Applying PPE and reading an SDS
Choose the right personal protective equipment and find safety facts on a Safety Data Sheet before a lab.
- Telling a hazard from a harmless step: You only reach for PPE when a step has a real hazard, so spotting the hazard comes first.
- Following a written procedure in order: An SDS is organized into numbered sections; using it depends on reading a document by its sections instead of guessing.
Prerequisites are inferred: pending teacher review.
Re-learn the skill with worked practice and clear examples.
PPE (personal protective equipment) is gear you wear to block a hazard: goggles for the eyes, gloves for the hands, an apron or lab coat for clothing and skin. An SDS (Safety Data Sheet) is the document of safety facts for one chemical, organized into numbered sections you can look up.
A chemical splashes into a student's eye during a lab. To know exactly what to do, which part of that chemical's SDS should you read?
Reviewed- A.The section listing the chemical's color and smell
- B.The first-aid measures section
- C.The section giving the manufacturer's address
- D.The section listing the date the sheet was written
Show the worked solution ▾
Answer: B. The first-aid measures section
- Step 1: Name what you need: You need the steps to take right after an exposure to the eye.
- Step 2: Match to the section: The first-aid measures section is the part written to tell you what to do after eye, skin, or breathing exposure.
Why it's right: The first-aid measures section is the part of an SDS that states what to do immediately after an exposure such as an eye splash.
- A: Color and smell describe the chemical but do not tell you how to respond to an injury.
- C: The manufacturer's address is contact info, not treatment steps.
- D: The date the sheet was written does not tell you how to treat an exposure.
Aligned to HBS Launch: PPE and SDS use · reading level ~grade 9
- A teacher posts the SDS binder by the eyewash station so any spill response starts with the first-aid section.
Fill these in as you work through the lesson.

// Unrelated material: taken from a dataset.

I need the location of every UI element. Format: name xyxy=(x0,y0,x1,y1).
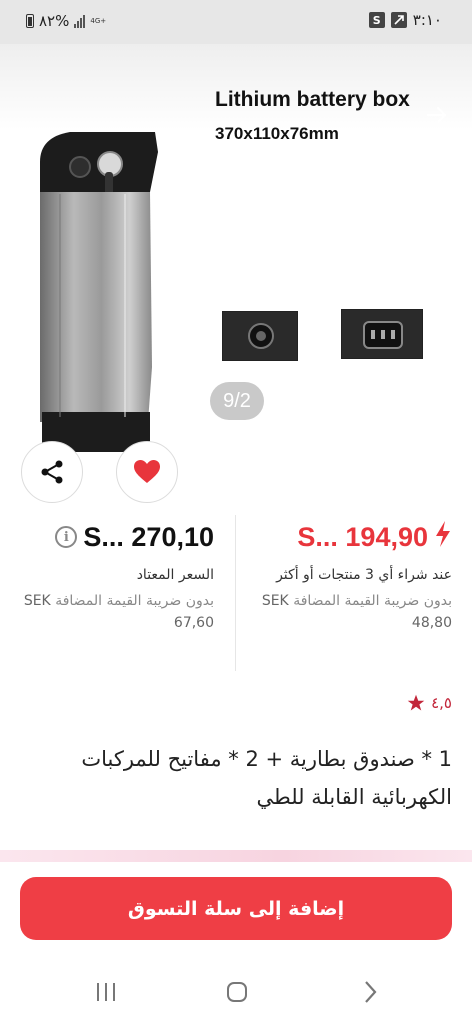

- PPE (gear worn on the body to block a hazard):
- SDS (the document of safety facts for one chemical):
- Goggles (protect this sense organ from splashes):
- First aid (the SDS section telling what to do after exposure):
Personal protective equipment, called , is worn to block a hazard, while the is the sheet you read first to learn a chemical's dangers and what to do after exposure.

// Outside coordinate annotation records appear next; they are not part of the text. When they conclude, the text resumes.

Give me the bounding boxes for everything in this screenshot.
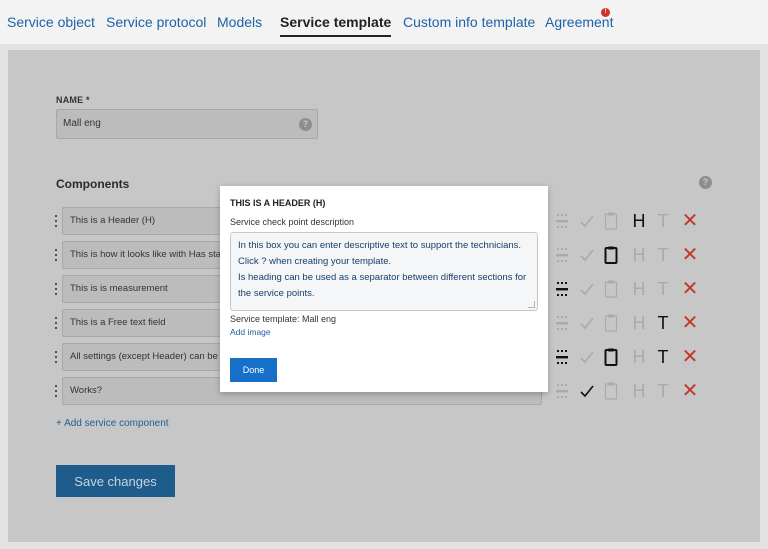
separator-icon[interactable] xyxy=(552,277,572,301)
component-options: H T ✕ xyxy=(552,209,702,233)
drag-handle-icon[interactable] xyxy=(54,316,58,330)
drag-handle-icon[interactable] xyxy=(54,384,58,398)
separator-icon[interactable] xyxy=(552,243,572,267)
description-line: the service points. xyxy=(238,288,315,299)
tab-service-protocol[interactable]: Service protocol xyxy=(106,14,206,30)
text-toggle-icon[interactable]: T xyxy=(653,345,673,369)
description-textarea[interactable]: In this box you can enter descriptive te… xyxy=(230,232,538,311)
component-options: H T ✕ xyxy=(552,345,702,369)
separator-icon[interactable] xyxy=(552,345,572,369)
delete-icon[interactable]: ✕ xyxy=(680,379,700,403)
tab-service-template[interactable]: Service template xyxy=(280,14,392,37)
top-navigation: Service object Service protocol Models S… xyxy=(0,0,768,44)
description-line: In this box you can enter descriptive te… xyxy=(238,240,522,251)
modal-title: THIS IS A HEADER (H) xyxy=(230,198,326,208)
components-help-icon[interactable]: ? xyxy=(699,176,712,189)
drag-handle-icon[interactable] xyxy=(54,350,58,364)
drag-handle-icon[interactable] xyxy=(54,248,58,262)
checkmark-icon[interactable] xyxy=(577,277,597,301)
component-text: All settings (except Header) can be xyxy=(70,351,218,362)
add-image-link[interactable]: Add image xyxy=(230,327,271,337)
separator-icon[interactable] xyxy=(552,209,572,233)
tab-service-object[interactable]: Service object xyxy=(7,14,95,30)
component-text: Works? xyxy=(70,385,103,396)
name-input[interactable]: Mall eng xyxy=(56,109,318,139)
component-options: H T ✕ xyxy=(552,379,702,403)
text-toggle-icon[interactable]: T xyxy=(653,209,673,233)
done-button[interactable]: Done xyxy=(230,358,277,382)
tab-custom-info-template[interactable]: Custom info template xyxy=(403,14,535,30)
clipboard-icon[interactable] xyxy=(601,311,621,335)
component-text: This is a Free text field xyxy=(70,317,166,328)
component-options: H T ✕ xyxy=(552,243,702,267)
name-value: Mall eng xyxy=(63,118,101,129)
header-toggle-icon[interactable]: H xyxy=(629,379,649,403)
component-text: This is how it looks like with Has sta xyxy=(70,249,221,260)
header-toggle-icon[interactable]: H xyxy=(629,277,649,301)
save-changes-button[interactable]: Save changes xyxy=(56,465,175,497)
clipboard-icon[interactable] xyxy=(601,277,621,301)
header-toggle-icon[interactable]: H xyxy=(629,209,649,233)
delete-icon[interactable]: ✕ xyxy=(680,311,700,335)
clipboard-icon[interactable] xyxy=(601,209,621,233)
drag-handle-icon[interactable] xyxy=(54,282,58,296)
checkmark-icon[interactable] xyxy=(577,311,597,335)
component-edit-modal: THIS IS A HEADER (H) Service check point… xyxy=(220,186,548,392)
add-service-component-link[interactable]: + Add service component xyxy=(56,418,169,429)
component-options: H T ✕ xyxy=(552,311,702,335)
agreement-alert-badge: ! xyxy=(601,8,610,17)
checkmark-icon[interactable] xyxy=(577,345,597,369)
clipboard-icon[interactable] xyxy=(601,379,621,403)
header-toggle-icon[interactable]: H xyxy=(629,311,649,335)
resize-handle-icon[interactable] xyxy=(528,301,535,308)
component-options: H T ✕ xyxy=(552,277,702,301)
description-line: Click ? when creating your template. xyxy=(238,256,392,267)
component-text: This is a Header (H) xyxy=(70,215,155,226)
text-toggle-icon[interactable]: T xyxy=(653,311,673,335)
name-help-icon[interactable]: ? xyxy=(299,118,312,131)
name-label: NAME * xyxy=(56,95,90,105)
description-line: Is heading can be used as a separator be… xyxy=(238,272,527,283)
separator-icon[interactable] xyxy=(552,379,572,403)
tab-models[interactable]: Models xyxy=(217,14,262,30)
clipboard-icon[interactable] xyxy=(601,345,621,369)
clipboard-icon[interactable] xyxy=(601,243,621,267)
checkmark-icon[interactable] xyxy=(577,243,597,267)
header-toggle-icon[interactable]: H xyxy=(629,345,649,369)
description-label: Service check point description xyxy=(230,217,355,227)
header-toggle-icon[interactable]: H xyxy=(629,243,649,267)
delete-icon[interactable]: ✕ xyxy=(680,243,700,267)
service-template-name: Service template: Mall eng xyxy=(230,314,337,324)
drag-handle-icon[interactable] xyxy=(54,214,58,228)
components-title: Components xyxy=(56,177,130,191)
separator-icon[interactable] xyxy=(552,311,572,335)
checkmark-icon[interactable] xyxy=(577,209,597,233)
delete-icon[interactable]: ✕ xyxy=(680,277,700,301)
delete-icon[interactable]: ✕ xyxy=(680,209,700,233)
checkmark-icon[interactable] xyxy=(577,379,597,403)
text-toggle-icon[interactable]: T xyxy=(653,379,673,403)
component-text: This is is measurement xyxy=(70,283,168,294)
text-toggle-icon[interactable]: T xyxy=(653,243,673,267)
delete-icon[interactable]: ✕ xyxy=(680,345,700,369)
text-toggle-icon[interactable]: T xyxy=(653,277,673,301)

- Name two pieces of PPE and the body part each one protects.
- If a chemical splashes in someone's eye, which section of the SDS tells you what to do?
- Why should you read the SDS before starting the lab rather than after a spill?
Your lab uses a chemical that can irritate skin and eyes. List the PPE you would put on, name the body part each piece protects, and state which SDS section you would check to learn what to do if it contacts your skin.